Background Rapid response to accident events can reduce fatal road events. It is unknown how stages of response, from occurrence to hospital arrival, impact the accident fatality rates.

Aim/Purpose To assess the relationship between fatal road accidents per county and accident response time.

Methods/Approach Data were pooled across eight years (2010 - 2017) from the Fatality Analysis Reporting System dataset. A total of 3,193 counties and county-equivalents were included in the study. The outcome variable was the fatality rate per county, defined as the yearly fatal counts per yearly county population. The predictor variables were the average duration of accident-to-notification, accident-to-EMS, accident-to-hospital, notification-to-EMS, notification-to-hospital, and EMS-to-hospital arrival times. The covariates were rurality, county-level racial, gender, age, unemployment, gross domestic product, and hospital utilization proportions. Measures of association were determined with Mann-Whitney U and Kruskal-Wallis tests. A negative binomial time series regression model was used to estimate the relative risks with significance set at a 95% confidence interval.

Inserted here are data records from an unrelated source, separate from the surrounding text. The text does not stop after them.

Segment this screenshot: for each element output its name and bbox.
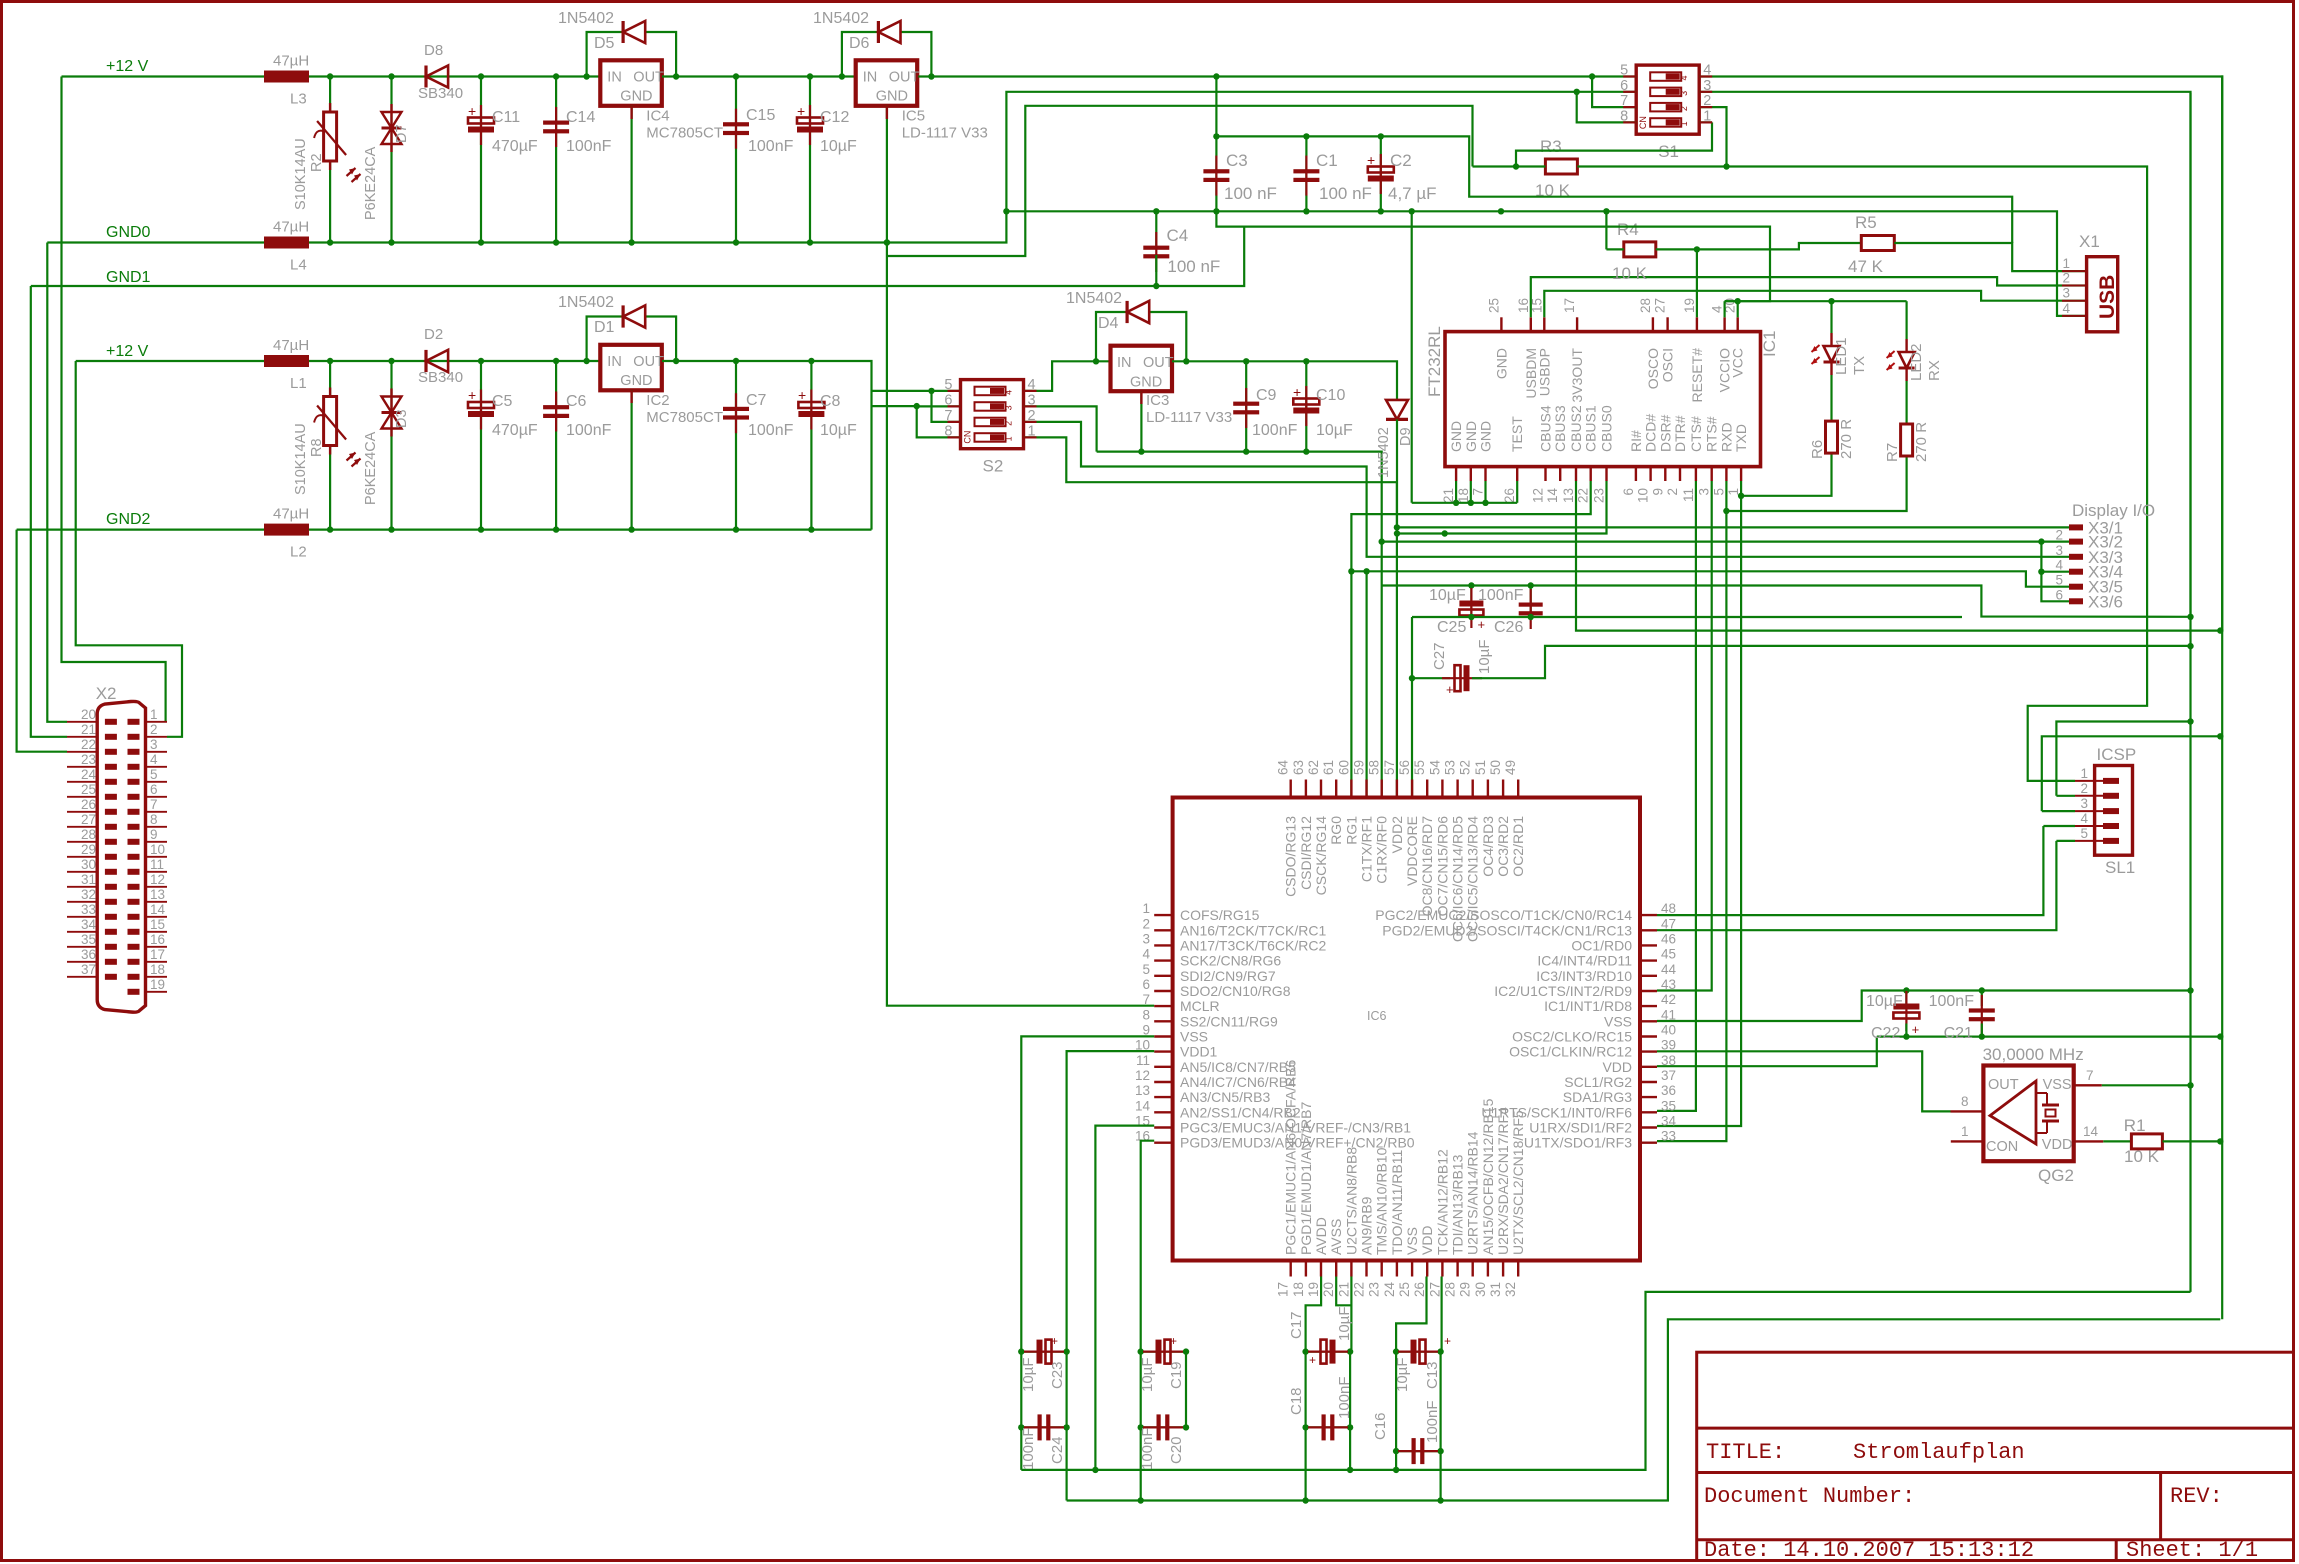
svg-text:GND: GND xyxy=(1448,421,1464,452)
svg-text:5: 5 xyxy=(1711,488,1726,496)
svg-text:R8: R8 xyxy=(309,438,325,457)
svg-text:10µF: 10µF xyxy=(1336,1307,1353,1342)
svg-text:C13: C13 xyxy=(1424,1361,1441,1389)
svg-text:25: 25 xyxy=(1397,1282,1412,1297)
svg-text:33: 33 xyxy=(1661,1129,1676,1144)
svg-text:10µF: 10µF xyxy=(1020,1358,1037,1393)
svg-text:+: + xyxy=(1912,1022,1920,1037)
svg-text:7: 7 xyxy=(1142,992,1150,1007)
svg-text:D4: D4 xyxy=(1098,315,1119,332)
svg-text:MC7805CT: MC7805CT xyxy=(646,124,723,141)
svg-text:28: 28 xyxy=(81,827,96,842)
svg-text:GND: GND xyxy=(876,88,908,104)
svg-text:TDO/AN11/RB11: TDO/AN11/RB11 xyxy=(1389,1149,1405,1255)
svg-text:S2: S2 xyxy=(983,457,1004,476)
svg-text:+12 V: +12 V xyxy=(106,58,149,75)
svg-text:7: 7 xyxy=(150,797,158,812)
svg-text:21: 21 xyxy=(1336,1282,1351,1297)
svg-text:43: 43 xyxy=(1661,977,1676,992)
svg-text:R3: R3 xyxy=(1540,137,1562,156)
svg-text:RG1: RG1 xyxy=(1343,816,1359,845)
svg-text:10µF: 10µF xyxy=(1429,587,1466,604)
svg-text:22: 22 xyxy=(81,737,96,752)
svg-text:CBUS1: CBUS1 xyxy=(1583,405,1599,452)
svg-text:L2: L2 xyxy=(290,544,307,561)
svg-text:CBUS0: CBUS0 xyxy=(1599,405,1615,452)
svg-text:VDD: VDD xyxy=(2042,1137,2073,1153)
svg-text:C19: C19 xyxy=(1168,1361,1185,1389)
svg-text:5: 5 xyxy=(150,767,158,782)
svg-text:18: 18 xyxy=(1291,1282,1306,1297)
svg-text:Display I/O: Display I/O xyxy=(2072,501,2155,520)
svg-text:RTS#: RTS# xyxy=(1704,416,1720,452)
svg-text:17: 17 xyxy=(1562,298,1577,313)
svg-text:C16: C16 xyxy=(1372,1412,1389,1440)
svg-text:IC6: IC6 xyxy=(1367,1009,1387,1023)
svg-text:36: 36 xyxy=(81,947,96,962)
svg-text:C23: C23 xyxy=(1049,1361,1066,1389)
svg-text:31: 31 xyxy=(81,872,96,887)
svg-text:23: 23 xyxy=(1367,1282,1382,1297)
svg-text:IC5: IC5 xyxy=(902,107,925,124)
svg-text:GND0: GND0 xyxy=(106,224,151,241)
svg-text:27: 27 xyxy=(1653,298,1668,313)
svg-text:270 R: 270 R xyxy=(1838,419,1855,459)
svg-text:31: 31 xyxy=(1488,1282,1503,1297)
svg-text:34: 34 xyxy=(1661,1114,1677,1129)
svg-text:27: 27 xyxy=(1427,1282,1442,1297)
svg-text:10: 10 xyxy=(1636,488,1651,503)
svg-text:12: 12 xyxy=(1531,488,1546,503)
svg-text:RG0: RG0 xyxy=(1328,816,1344,845)
svg-text:33: 33 xyxy=(81,902,96,917)
svg-text:1: 1 xyxy=(2080,766,2088,781)
svg-text:DTR#: DTR# xyxy=(1672,415,1688,452)
svg-text:17: 17 xyxy=(1276,1282,1291,1297)
svg-text:C25: C25 xyxy=(1437,619,1466,636)
svg-text:52: 52 xyxy=(1458,760,1473,775)
svg-text:30,0000 MHz: 30,0000 MHz xyxy=(1983,1045,2084,1064)
svg-text:AN16/T2CK/T7CK/RC1: AN16/T2CK/T7CK/RC1 xyxy=(1180,922,1326,938)
svg-text:SDO2/CN10/RG8: SDO2/CN10/RG8 xyxy=(1180,983,1291,999)
svg-text:C17: C17 xyxy=(1288,1311,1305,1339)
svg-text:OUT: OUT xyxy=(1143,355,1174,371)
svg-text:C24: C24 xyxy=(1049,1436,1066,1464)
svg-text:57: 57 xyxy=(1382,760,1397,775)
svg-text:3: 3 xyxy=(1142,931,1150,946)
svg-text:OSC2/CLKO/RC15: OSC2/CLKO/RC15 xyxy=(1512,1029,1632,1045)
svg-text:TXD: TXD xyxy=(1733,424,1749,452)
svg-text:CSCK/RG14: CSCK/RG14 xyxy=(1313,816,1329,896)
svg-text:20: 20 xyxy=(81,707,96,722)
svg-text:SL1: SL1 xyxy=(2105,858,2135,877)
svg-text:14: 14 xyxy=(1135,1098,1151,1113)
svg-text:10: 10 xyxy=(150,842,165,857)
svg-text:IC2/U1CTS/INT2/RD9: IC2/U1CTS/INT2/RD9 xyxy=(1494,983,1632,999)
svg-text:SS2/CN11/RG9: SS2/CN11/RG9 xyxy=(1180,1013,1278,1029)
svg-text:3V3OUT: 3V3OUT xyxy=(1569,348,1585,403)
svg-text:53: 53 xyxy=(1443,760,1458,775)
svg-text:RXD: RXD xyxy=(1718,422,1734,452)
svg-text:R2: R2 xyxy=(309,153,325,172)
svg-text:TMS/AN10/RB10: TMS/AN10/RB10 xyxy=(1374,1147,1390,1255)
svg-text:VDD: VDD xyxy=(1419,1225,1435,1255)
svg-text:3: 3 xyxy=(2055,543,2063,558)
svg-text:L3: L3 xyxy=(290,91,307,108)
svg-text:47µH: 47µH xyxy=(273,506,309,523)
svg-text:100 nF: 100 nF xyxy=(1319,184,1372,203)
svg-text:4: 4 xyxy=(2055,558,2063,573)
svg-text:SB340: SB340 xyxy=(418,369,463,386)
svg-text:9: 9 xyxy=(1650,488,1665,496)
svg-text:C3: C3 xyxy=(1226,151,1248,170)
svg-text:GND1: GND1 xyxy=(106,269,151,286)
svg-text:IC3: IC3 xyxy=(1146,392,1169,409)
svg-text:58: 58 xyxy=(1367,760,1382,775)
svg-text:D8: D8 xyxy=(424,42,443,59)
svg-text:OUT: OUT xyxy=(1988,1077,2019,1093)
svg-text:VSS: VSS xyxy=(1604,1013,1632,1029)
svg-text:RESET#: RESET# xyxy=(1689,348,1705,403)
svg-text:LED2: LED2 xyxy=(1908,343,1925,381)
svg-text:4: 4 xyxy=(1142,947,1150,962)
svg-text:VDD: VDD xyxy=(1602,1059,1632,1075)
svg-text:22: 22 xyxy=(1576,488,1591,503)
svg-text:25: 25 xyxy=(1486,298,1501,313)
svg-text:100nF: 100nF xyxy=(748,422,794,439)
svg-text:10 K: 10 K xyxy=(2124,1147,2160,1166)
svg-text:13: 13 xyxy=(150,887,165,902)
svg-text:10µF: 10µF xyxy=(1866,993,1903,1010)
svg-text:IC2: IC2 xyxy=(646,392,669,409)
svg-text:GND2: GND2 xyxy=(106,511,151,528)
svg-text:10µF: 10µF xyxy=(1476,640,1493,675)
svg-text:C14: C14 xyxy=(566,109,595,126)
svg-text:L4: L4 xyxy=(290,257,307,274)
svg-text:X1: X1 xyxy=(2079,232,2100,251)
svg-text:Stromlaufplan: Stromlaufplan xyxy=(1853,1440,2025,1465)
svg-text:19: 19 xyxy=(1306,1282,1321,1297)
svg-text:MCLR: MCLR xyxy=(1180,998,1220,1014)
svg-text:SB340: SB340 xyxy=(418,85,463,102)
svg-text:Date: 14.10.2007 15:13:12: Date: 14.10.2007 15:13:12 xyxy=(1704,1538,2034,1563)
svg-text:32: 32 xyxy=(81,887,96,902)
svg-text:AN3/CN5/RB3: AN3/CN5/RB3 xyxy=(1180,1089,1270,1105)
svg-text:49: 49 xyxy=(1503,760,1518,775)
svg-text:P6KE24CA: P6KE24CA xyxy=(363,431,379,505)
svg-text:SDA1/RG3: SDA1/RG3 xyxy=(1563,1089,1632,1105)
svg-text:1: 1 xyxy=(1679,121,1689,126)
svg-text:IC1/INT1/RD8: IC1/INT1/RD8 xyxy=(1544,998,1632,1014)
svg-text:9: 9 xyxy=(1142,1023,1150,1038)
svg-text:1: 1 xyxy=(1961,1124,1969,1139)
svg-text:+: + xyxy=(1309,1353,1316,1367)
svg-text:+12 V: +12 V xyxy=(106,343,149,360)
svg-text:10µF: 10µF xyxy=(820,422,857,439)
svg-text:8: 8 xyxy=(150,812,158,827)
svg-text:1N5402: 1N5402 xyxy=(558,294,614,311)
svg-text:OC6/IC6/CN14/RD5: OC6/IC6/CN14/RD5 xyxy=(1450,816,1466,942)
svg-text:X2: X2 xyxy=(96,684,117,703)
svg-text:VSS: VSS xyxy=(2043,1077,2072,1093)
svg-text:DCD#: DCD# xyxy=(1643,414,1659,452)
svg-text:OC2/RD1: OC2/RD1 xyxy=(1510,816,1526,877)
svg-text:TEST: TEST xyxy=(1509,416,1525,452)
svg-text:C27: C27 xyxy=(1431,642,1448,670)
svg-text:REV:: REV: xyxy=(2170,1484,2223,1509)
svg-text:SCL1/RG2: SCL1/RG2 xyxy=(1564,1074,1632,1090)
svg-text:+: + xyxy=(797,103,805,119)
svg-text:10µF: 10µF xyxy=(820,138,857,155)
svg-text:CN: CN xyxy=(963,431,973,444)
svg-text:2: 2 xyxy=(1142,916,1150,931)
svg-text:27: 27 xyxy=(81,812,96,827)
svg-text:CN: CN xyxy=(1638,116,1648,129)
svg-text:CBUS2: CBUS2 xyxy=(1568,405,1584,452)
svg-text:R7: R7 xyxy=(1884,443,1901,462)
svg-text:IN: IN xyxy=(607,69,622,85)
svg-text:VDD1: VDD1 xyxy=(1180,1044,1218,1060)
svg-text:D6: D6 xyxy=(849,35,870,52)
svg-text:24: 24 xyxy=(1382,1282,1397,1298)
svg-text:6: 6 xyxy=(2055,587,2063,602)
svg-text:55: 55 xyxy=(1412,760,1427,775)
svg-text:61: 61 xyxy=(1321,760,1336,775)
svg-text:OC1/RD0: OC1/RD0 xyxy=(1571,937,1632,953)
svg-text:GND: GND xyxy=(1478,421,1494,452)
svg-text:17: 17 xyxy=(150,947,165,962)
svg-text:FT232RL: FT232RL xyxy=(1425,326,1444,397)
svg-text:VDDCORE: VDDCORE xyxy=(1404,816,1420,886)
svg-text:12: 12 xyxy=(1135,1068,1150,1083)
svg-text:23: 23 xyxy=(1592,488,1607,503)
svg-text:100nF: 100nF xyxy=(1478,587,1524,604)
svg-text:OC4/RD3: OC4/RD3 xyxy=(1480,816,1496,877)
svg-text:LED1: LED1 xyxy=(1833,337,1850,375)
svg-text:Sheet: 1/1: Sheet: 1/1 xyxy=(2126,1538,2258,1563)
svg-text:46: 46 xyxy=(1661,931,1676,946)
svg-text:5: 5 xyxy=(1142,962,1150,977)
svg-text:C26: C26 xyxy=(1494,619,1523,636)
svg-text:14: 14 xyxy=(150,902,166,917)
svg-text:36: 36 xyxy=(1661,1083,1676,1098)
svg-text:19: 19 xyxy=(150,977,165,992)
svg-text:29: 29 xyxy=(81,842,96,857)
svg-text:AN5/IC8/CN7/RB5: AN5/IC8/CN7/RB5 xyxy=(1180,1059,1296,1075)
svg-text:100nF: 100nF xyxy=(748,138,794,155)
svg-text:QG2: QG2 xyxy=(2038,1166,2074,1185)
svg-text:C5: C5 xyxy=(492,393,513,410)
svg-text:30: 30 xyxy=(81,857,96,872)
svg-text:PGC2/EMUC2/SOSCO/T1CK/CN0/RC14: PGC2/EMUC2/SOSCO/T1CK/CN0/RC14 xyxy=(1375,907,1632,923)
svg-text:26: 26 xyxy=(81,797,96,812)
svg-text:GND: GND xyxy=(1493,348,1509,379)
svg-text:16: 16 xyxy=(150,932,165,947)
svg-text:22: 22 xyxy=(1352,1282,1367,1297)
svg-text:4: 4 xyxy=(1004,390,1014,395)
svg-text:C22: C22 xyxy=(1871,1025,1900,1042)
svg-text:4,7 µF: 4,7 µF xyxy=(1388,184,1437,203)
svg-text:R1: R1 xyxy=(2124,1116,2146,1135)
svg-text:IC3/INT3/RD10: IC3/INT3/RD10 xyxy=(1536,968,1632,984)
svg-text:PGD1/EMUD1/AN7/RB7: PGD1/EMUD1/AN7/RB7 xyxy=(1298,1102,1314,1255)
svg-text:OSCI: OSCI xyxy=(1660,348,1676,382)
svg-text:44: 44 xyxy=(1661,962,1677,977)
svg-text:470µF: 470µF xyxy=(492,422,538,439)
svg-text:15: 15 xyxy=(150,917,165,932)
svg-text:37: 37 xyxy=(1661,1068,1676,1083)
svg-text:6: 6 xyxy=(1142,977,1150,992)
svg-text:RX: RX xyxy=(1926,360,1943,381)
svg-text:50: 50 xyxy=(1488,760,1503,775)
svg-text:37: 37 xyxy=(81,962,96,977)
svg-text:100nF: 100nF xyxy=(1252,422,1298,439)
svg-text:AVDD: AVDD xyxy=(1313,1217,1329,1255)
svg-text:28: 28 xyxy=(1638,298,1653,313)
svg-text:+: + xyxy=(1444,1334,1451,1348)
svg-text:11: 11 xyxy=(1681,488,1696,502)
svg-text:U1TX/SDO1/RF3: U1TX/SDO1/RF3 xyxy=(1524,1135,1632,1151)
svg-text:R4: R4 xyxy=(1617,220,1639,239)
svg-text:X3/6: X3/6 xyxy=(2088,592,2123,611)
svg-text:2: 2 xyxy=(1004,421,1014,426)
svg-text:+: + xyxy=(468,387,476,403)
svg-text:20: 20 xyxy=(1321,1282,1336,1297)
svg-text:R6: R6 xyxy=(1809,440,1826,459)
svg-text:21: 21 xyxy=(81,722,96,737)
svg-text:U2RTS/AN14/RB14: U2RTS/AN14/RB14 xyxy=(1465,1131,1481,1255)
svg-text:COFS/RG15: COFS/RG15 xyxy=(1180,907,1260,923)
svg-text:13: 13 xyxy=(1135,1083,1150,1098)
svg-text:OC3/RD2: OC3/RD2 xyxy=(1495,816,1511,877)
svg-text:D7: D7 xyxy=(394,124,410,143)
svg-text:D1: D1 xyxy=(594,319,615,336)
svg-text:CBUS4: CBUS4 xyxy=(1538,405,1554,452)
svg-text:USBDP: USBDP xyxy=(1536,348,1552,396)
svg-text:13: 13 xyxy=(1561,488,1576,503)
svg-text:D2: D2 xyxy=(424,326,443,343)
svg-text:+: + xyxy=(1293,384,1301,400)
svg-text:2: 2 xyxy=(2080,781,2088,796)
svg-text:C8: C8 xyxy=(820,393,841,410)
svg-text:L1: L1 xyxy=(290,375,307,392)
svg-text:R5: R5 xyxy=(1855,213,1877,232)
svg-text:MC7805CT: MC7805CT xyxy=(646,409,723,426)
svg-text:GND: GND xyxy=(1463,421,1479,452)
svg-text:D5: D5 xyxy=(594,35,615,52)
svg-text:AN9/RB9: AN9/RB9 xyxy=(1359,1196,1375,1255)
svg-text:10µF: 10µF xyxy=(1316,422,1353,439)
svg-text:C18: C18 xyxy=(1288,1387,1305,1415)
svg-text:4: 4 xyxy=(2062,301,2070,316)
svg-text:TCK/AN12/RB12: TCK/AN12/RB12 xyxy=(1434,1149,1450,1255)
svg-text:19: 19 xyxy=(1682,298,1697,313)
svg-text:+: + xyxy=(1051,1334,1058,1348)
svg-text:7: 7 xyxy=(1471,488,1486,496)
svg-text:AN17/T3CK/T6CK/RC2: AN17/T3CK/T6CK/RC2 xyxy=(1180,937,1326,953)
svg-text:+: + xyxy=(1367,152,1375,168)
svg-text:+: + xyxy=(1170,1334,1177,1348)
svg-text:42: 42 xyxy=(1661,992,1676,1007)
svg-text:1N5402: 1N5402 xyxy=(1066,290,1122,307)
svg-text:47µH: 47µH xyxy=(273,219,309,236)
svg-text:3: 3 xyxy=(1697,488,1712,496)
svg-text:40: 40 xyxy=(1661,1023,1676,1038)
svg-text:C12: C12 xyxy=(820,109,849,126)
svg-text:26: 26 xyxy=(1412,1282,1427,1297)
svg-text:OC8/CN16/RD7: OC8/CN16/RD7 xyxy=(1419,816,1435,917)
svg-text:VSS: VSS xyxy=(1404,1227,1420,1255)
svg-text:OSCO: OSCO xyxy=(1645,348,1661,389)
svg-text:24: 24 xyxy=(81,767,97,782)
svg-text:4: 4 xyxy=(1679,75,1689,80)
svg-text:1N5402: 1N5402 xyxy=(1376,427,1392,478)
svg-text:C1RX/RF0: C1RX/RF0 xyxy=(1374,816,1390,884)
svg-text:C2: C2 xyxy=(1390,151,1412,170)
svg-text:51: 51 xyxy=(1473,760,1488,775)
svg-text:35: 35 xyxy=(81,932,96,947)
svg-text:CTS#: CTS# xyxy=(1688,416,1704,452)
svg-text:35: 35 xyxy=(1661,1098,1676,1113)
svg-text:TX: TX xyxy=(1851,356,1868,375)
svg-text:VSS: VSS xyxy=(1180,1029,1208,1045)
svg-text:63: 63 xyxy=(1291,760,1306,775)
svg-text:Document Number:: Document Number: xyxy=(1704,1484,1915,1509)
svg-text:3: 3 xyxy=(1004,405,1014,410)
svg-text:30: 30 xyxy=(1473,1282,1488,1297)
svg-text:U2RX/SDA2/CN17/RF4: U2RX/SDA2/CN17/RF4 xyxy=(1495,1107,1511,1255)
svg-text:1N5402: 1N5402 xyxy=(813,10,869,27)
svg-text:OSC1/CLKIN/RC12: OSC1/CLKIN/RC12 xyxy=(1509,1044,1632,1060)
svg-text:D3: D3 xyxy=(394,409,410,428)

Results The median fatality rate per county was 6.90 per 100,000. There was a statistically significant difference in the median accident response times across the eight years (p<0.05). The average accident response times were significantly higher in rural counties compared to non-rural counties. In the unadjusted model, fatality rate increases by 1.9% (RR: 1.019; 95% CI: 1.016–1.022) and 3.0% (RR: 1.03; 95% CI: 1.028 – 1.032) for every minute increase in accident-to-notification and notification-to-EMS arrival times, respectively. In the adjusted model, a minute increase in accident-to-EMS and notification-to-EMS arrival times increases the fatal risk by 1.6% (RR: 1.016; 95%CI: 1.014–1.017) and 2.9% (RR: 1.027–1.031) respectively.

Conclusion Response time varies widely between rural and non-rural counties. Accident response events from accident occurrence to EMS arrival impact the greatest on fatality rate.

Significance/Contribution There is a need for more rapid response, especially in rural counties.